Amid great rejoicing, Davis summoned the men to his quarters and handed them cigars and cold beer to celebrate their incredible accomplishment. (He wasn’t aware at that time that the full body had not been recovered.) As recounted in his autobiography Tet Marine, Davis told the Doom Patrol that he had been a fan of Suicide Charley since the Chosin Reservoir battle during the Korean War. “I’ve been proud of them during all these years, because they did great things at the Reservoir,” he said. “But never did they do anything greater than YOU did, as volunteers, last night and today.”

McCreless said: “The only reason I can think of why we were able to pull it off is that the NVA just couldn’t believe that we were stupid enough to go in there and do what we did. They must have thought we were bait for some kind of trap.”

After the celebration, Davis typed a letter to the commander of the 7th Marine Regiment:

“Dear Colonel Miner, I’ve never been prouder to be a Marine than at this moment! This magnificent squad [from Suicide Charley] went on what appeared to be a suicide mission. I wish you could have heard this young Marine [Pfc. Joseph Hamrick] describe why he volunteered. He just couldn’t imagine that an empty casket would go to a Marine’s parents. He knew they had to do the job, and while he was scared all the way out, and all the way back, he knew that they just had to succeed. I’ve just lived through an experience that I’ll always hold dear to me. Semper Fi.”

Within 10 hours of the patrol’s return, the B-52s from Andersen Air Force Base on Guam devastated the high ground on Hills 270 and 310. But the NVA would return to Hill 310, and many more Marines were wounded or killed there the following month during Operation Worth  and in August during Operation Mameluke Thrust.

On March 8, Whittier and McCreless were wounded. Later that day, at the Navy hospital in Da Nang, Whittier died from his wounds. A few days later, McCreless was medevaced to Japan for additional surgery. During fighting on May 30, Doom Patrol volunteer Rodriguez was killed. 
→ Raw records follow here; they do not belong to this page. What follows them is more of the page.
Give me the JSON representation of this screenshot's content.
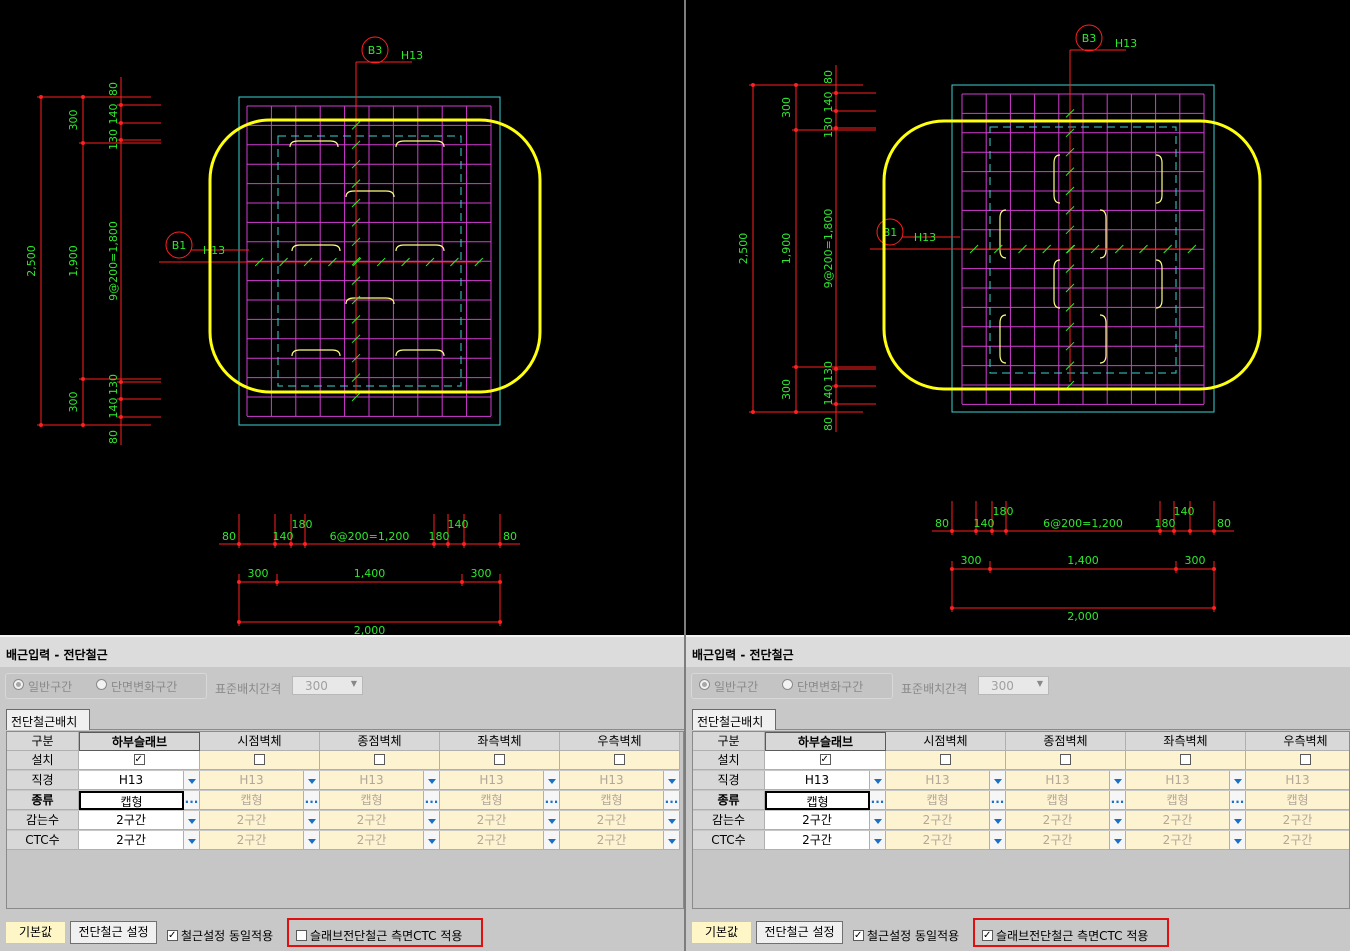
{
  "left": {
    "cad": {
      "labels": {
        "b3": "B3",
        "b3_bar": "H13",
        "b1": "B1",
        "b1_bar": "H13",
        "dim_total_v": "2,500",
        "dim_mid_v": "1,900",
        "dim_top_v": "300",
        "dim_bot_v": "300",
        "dim_spacing_v": "9@200=1,800",
        "dim_80a": "80",
        "dim_140a": "140",
        "dim_130a": "130",
        "dim_130b": "130",
        "dim_140b": "140",
        "dim_80b": "80",
        "h_80a": "80",
        "h_140a": "140",
        "h_180a": "180",
        "h_spacing": "6@200=1,200",
        "h_180b": "180",
        "h_140b": "140",
        "h_80b": "80",
        "h_300a": "300",
        "h_1400": "1,400",
        "h_300b": "300",
        "h_2000": "2,000"
      }
    },
    "panel": {
      "title": "배근입력 - 전단철근",
      "radio_general": "일반구간",
      "radio_section": "단면변화구간",
      "std_label": "표준배치간격",
      "std_value": "300",
      "tab": "전단철근배치",
      "headers": [
        "구분",
        "하부슬래브",
        "시점벽체",
        "종점벽체",
        "좌측벽체",
        "우측벽체"
      ],
      "row_labels": [
        "설치",
        "직경",
        "종류",
        "감는수",
        "CTC수"
      ],
      "install": [
        true,
        false,
        false,
        false,
        false
      ],
      "diameter": [
        "H13",
        "H13",
        "H13",
        "H13",
        "H13"
      ],
      "type": [
        "캡형",
        "캡형",
        "캡형",
        "캡형",
        "캡형"
      ],
      "wraps": [
        "2구간",
        "2구간",
        "2구간",
        "2구간",
        "2구간"
      ],
      "ctc": [
        "2구간",
        "2구간",
        "2구간",
        "2구간",
        "2구간"
      ],
      "btn_default": "기본값",
      "btn_setting": "전단철근 설정",
      "chk_same": "철근설정 동일적용",
      "chk_same_checked": true,
      "chk_ctc": "슬래브전단철근 측면CTC 적용",
      "chk_ctc_checked": false
    }
  },
  "right": {
    "cad": {
      "labels": {
        "b3": "B3",
        "b3_bar": "H13",
        "b1": "B1",
        "b1_bar": "H13",
        "dim_total_v": "2,500",
        "dim_mid_v": "1,900",
        "dim_top_v": "300",
        "dim_bot_v": "300",
        "dim_spacing_v": "9@200=1,800",
        "dim_80a": "80",
        "dim_140a": "140",
        "dim_130a": "130",
        "dim_130b": "130",
        "dim_140b": "140",
        "dim_80b": "80",
        "h_80a": "80",
        "h_140a": "140",
        "h_180a": "180",
        "h_spacing": "6@200=1,200",
        "h_180b": "180",
        "h_140b": "140",
        "h_80b": "80",
        "h_300a": "300",
        "h_1400": "1,400",
        "h_300b": "300",
        "h_2000": "2,000"
      }
    },
    "panel": {
      "title": "배근입력 - 전단철근",
      "radio_general": "일반구간",
      "radio_section": "단면변화구간",
      "std_label": "표준배치간격",
      "std_value": "300",
      "tab": "전단철근배치",
      "headers": [
        "구분",
        "하부슬래브",
        "시점벽체",
        "종점벽체",
        "좌측벽체",
        "우측벽체"
      ],
      "row_labels": [
        "설치",
        "직경",
        "종류",
        "감는수",
        "CTC수"
      ],
      "install": [
        true,
        false,
        false,
        false,
        false
      ],
      "diameter": [
        "H13",
        "H13",
        "H13",
        "H13",
        "H13"
      ],
      "type": [
        "캡형",
        "캡형",
        "캡형",
        "캡형",
        "캡형"
      ],
      "wraps": [
        "2구간",
        "2구간",
        "2구간",
        "2구간",
        "2구간"
      ],
      "ctc": [
        "2구간",
        "2구간",
        "2구간",
        "2구간",
        "2구간"
      ],
      "btn_default": "기본값",
      "btn_setting": "전단철근 설정",
      "chk_same": "철근설정 동일적용",
      "chk_same_checked": true,
      "chk_ctc": "슬래브전단철근 측면CTC 적용",
      "chk_ctc_checked": true
    }
  },
  "colors": {
    "cad_bg": "#000000",
    "dim_red": "#ff2020",
    "text_green": "#2ee82e",
    "grid_magenta": "#d23cd2",
    "outline_cyan": "#3cd2d2",
    "highlight_yellow": "#ffff10",
    "callout_red": "#e01010"
  }
}
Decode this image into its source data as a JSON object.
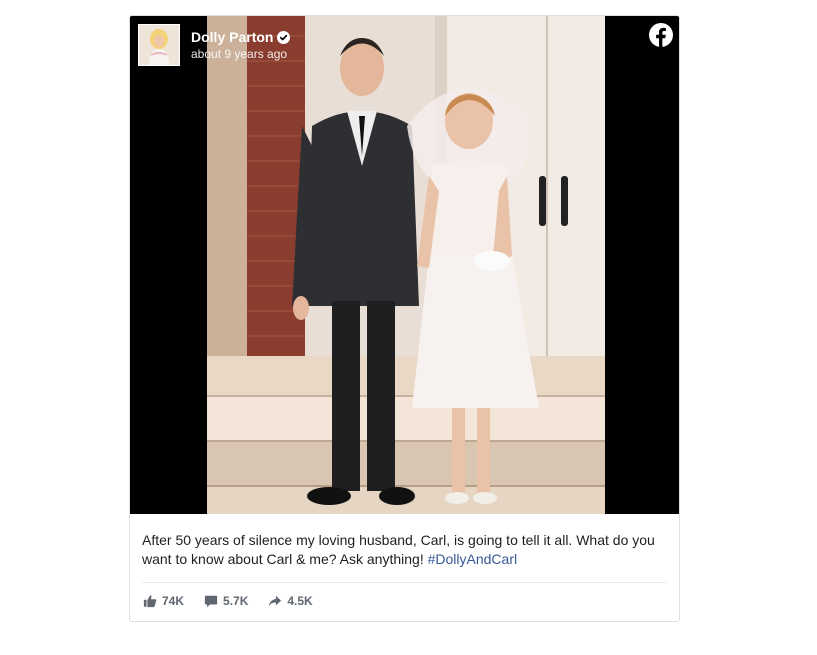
{
  "post": {
    "author": {
      "name": "Dolly Parton",
      "verified": true,
      "avatar": "avatar-photo"
    },
    "timestamp": "about 9 years ago",
    "platform_icon": "facebook-icon",
    "photo": "vintage wedding photo of a couple in front of a white church door",
    "caption": {
      "text": "After 50 years of silence my loving husband, Carl, is going to tell it all. What do you want to know about Carl & me? Ask anything!",
      "hashtag": "#DollyAndCarl"
    },
    "stats": {
      "likes": {
        "icon": "thumbs-up-icon",
        "value": "74K"
      },
      "comments": {
        "icon": "comment-icon",
        "value": "5.7K"
      },
      "shares": {
        "icon": "share-arrow-icon",
        "value": "4.5K"
      }
    }
  },
  "colors": {
    "text": "#1c1e21",
    "hashtag": "#385898",
    "muted": "#606770",
    "border": "#dddfe2",
    "media_background": "#000000"
  }
}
Men from E Company, 2nd Battalion, 7th Marines, found Kelly’s body on March 25 during Operation Worth. A medevac helicopter picked up the remains and took them to the mortuary in Da Nang. A funeral with a casket containing Kelly’s leg was held in his hometown of Findlay, Ohio, in March 1968. A second funeral, with the rest of his remains, was held in April 1968. ✯

Jack Wells served in Vietnam during 1968-69 as an artillery forward observer with Alpha and Bravo companies, 1st Battalion, 7th Marine Regiment, 1st Marine Division, and later as executive officer of H Battery, 3rd Battalion, 11th Marine Regiment, 1st Marine Division.